According to a national poll of 1,000 registered voters conducted by Hart Research Associates/Public Opinion Strategies on behalf of NBC News, 43% of those polled think the framers of the U.S. Constitution vested too much power in the executive branch when they were constructing the co-equal branches of government, while 39% said the president has the right amount of power and 6% felt the executive is too weak. About 11% reported they did not know or weren’t sure.
Meanwhile, according 28% of those polled, it’s the judiciary — including the U.S. Supreme Court — that has too much authority over the other branches. About half of polled voters thought the courts hold the right amount of power, 8% said it holds too little, and 15%, were unsure or didn’t know.

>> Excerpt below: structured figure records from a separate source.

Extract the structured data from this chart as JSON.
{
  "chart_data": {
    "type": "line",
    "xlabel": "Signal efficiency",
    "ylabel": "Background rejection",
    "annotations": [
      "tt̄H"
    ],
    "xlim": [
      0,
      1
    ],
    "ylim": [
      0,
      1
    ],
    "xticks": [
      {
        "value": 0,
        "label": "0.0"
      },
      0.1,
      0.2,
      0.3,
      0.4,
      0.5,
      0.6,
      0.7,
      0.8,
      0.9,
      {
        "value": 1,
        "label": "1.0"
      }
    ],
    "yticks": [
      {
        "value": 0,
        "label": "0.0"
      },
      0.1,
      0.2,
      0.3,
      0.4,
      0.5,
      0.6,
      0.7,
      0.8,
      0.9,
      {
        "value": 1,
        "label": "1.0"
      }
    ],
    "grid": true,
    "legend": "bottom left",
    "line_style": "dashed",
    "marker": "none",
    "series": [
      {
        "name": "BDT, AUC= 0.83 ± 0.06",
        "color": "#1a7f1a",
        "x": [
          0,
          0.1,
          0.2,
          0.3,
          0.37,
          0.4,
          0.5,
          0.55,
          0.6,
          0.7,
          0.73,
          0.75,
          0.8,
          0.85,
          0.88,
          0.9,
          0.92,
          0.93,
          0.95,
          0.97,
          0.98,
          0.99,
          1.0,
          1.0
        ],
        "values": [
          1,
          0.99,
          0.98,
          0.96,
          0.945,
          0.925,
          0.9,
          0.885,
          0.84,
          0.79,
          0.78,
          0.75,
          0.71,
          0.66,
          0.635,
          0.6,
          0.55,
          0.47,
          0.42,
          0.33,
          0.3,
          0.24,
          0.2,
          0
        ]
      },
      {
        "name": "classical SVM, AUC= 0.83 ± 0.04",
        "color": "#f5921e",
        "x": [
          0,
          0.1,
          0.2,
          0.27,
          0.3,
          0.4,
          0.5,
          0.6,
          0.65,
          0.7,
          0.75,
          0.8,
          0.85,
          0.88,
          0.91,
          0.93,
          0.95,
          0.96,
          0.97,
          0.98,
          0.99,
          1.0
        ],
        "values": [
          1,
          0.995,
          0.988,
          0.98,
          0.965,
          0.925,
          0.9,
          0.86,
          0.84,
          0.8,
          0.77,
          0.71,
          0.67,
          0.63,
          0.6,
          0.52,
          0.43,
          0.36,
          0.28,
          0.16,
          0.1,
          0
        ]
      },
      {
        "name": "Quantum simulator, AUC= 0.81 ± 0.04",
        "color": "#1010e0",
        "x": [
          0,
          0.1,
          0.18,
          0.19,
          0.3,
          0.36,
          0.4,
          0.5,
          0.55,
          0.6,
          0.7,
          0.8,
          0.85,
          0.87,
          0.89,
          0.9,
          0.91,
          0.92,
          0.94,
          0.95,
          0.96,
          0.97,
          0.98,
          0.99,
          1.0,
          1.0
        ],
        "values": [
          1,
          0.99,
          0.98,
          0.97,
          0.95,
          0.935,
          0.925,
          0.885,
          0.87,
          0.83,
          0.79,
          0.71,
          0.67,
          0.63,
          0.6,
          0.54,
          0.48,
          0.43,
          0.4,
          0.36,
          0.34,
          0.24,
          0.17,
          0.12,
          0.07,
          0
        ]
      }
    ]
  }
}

The question comes as numerous policy initiatives launched by President Donald Trump head toward the Supreme Court by way of the lower district and appellate court structure.
While Trump has frequently taken aim at judges who have attempted to stand in the way of his plans or hold him to account for alleged wrongdoing, he’s most recently been calling for the impeachment of U.S. District Judge James E. Boasberg over the judge’s attempts to prevent the extrajudicial deportation of hundreds of alleged Venezuelan gang members.
After noting that it was he who won November’s presidential election and not the judge, the commander-in-chief said that fighting illegal immigration was part of a mandate given to him by the voters.
“I’m just doing what the VOTERS wanted me to do. This judge, like many of the Crooked Judges’ I am forced to appear before, should be IMPEACHED,” he wrote in a Truth Social post, capitalization his.
Trump’s call for impeachment drew a response from Chief Justice John Roberts, who in a rare public rebuke said that the call to remove a judge over an unsatisfying ruling flies in the face of the whole history of U.S. jurisprudence.
“For more than two centuries, it has been established that impeachment is not an appropriate response to disagreement concerning a judicial decision,” Roberts said. “The normal appellate review process exists for that purpose.”
Trump doubled down in a midnight Truth Social post made early Wednesday, saying that attempts to prevent him from deporting allegedly violent foreign nationals imperil the nation.
“If a President doesn’t have the right to throw murderers, and other criminals, out of our Country because a Radical Left Lunatic Judge wants to assume the role of President, then our Country is in very big trouble, and destined to fail!” he wrote.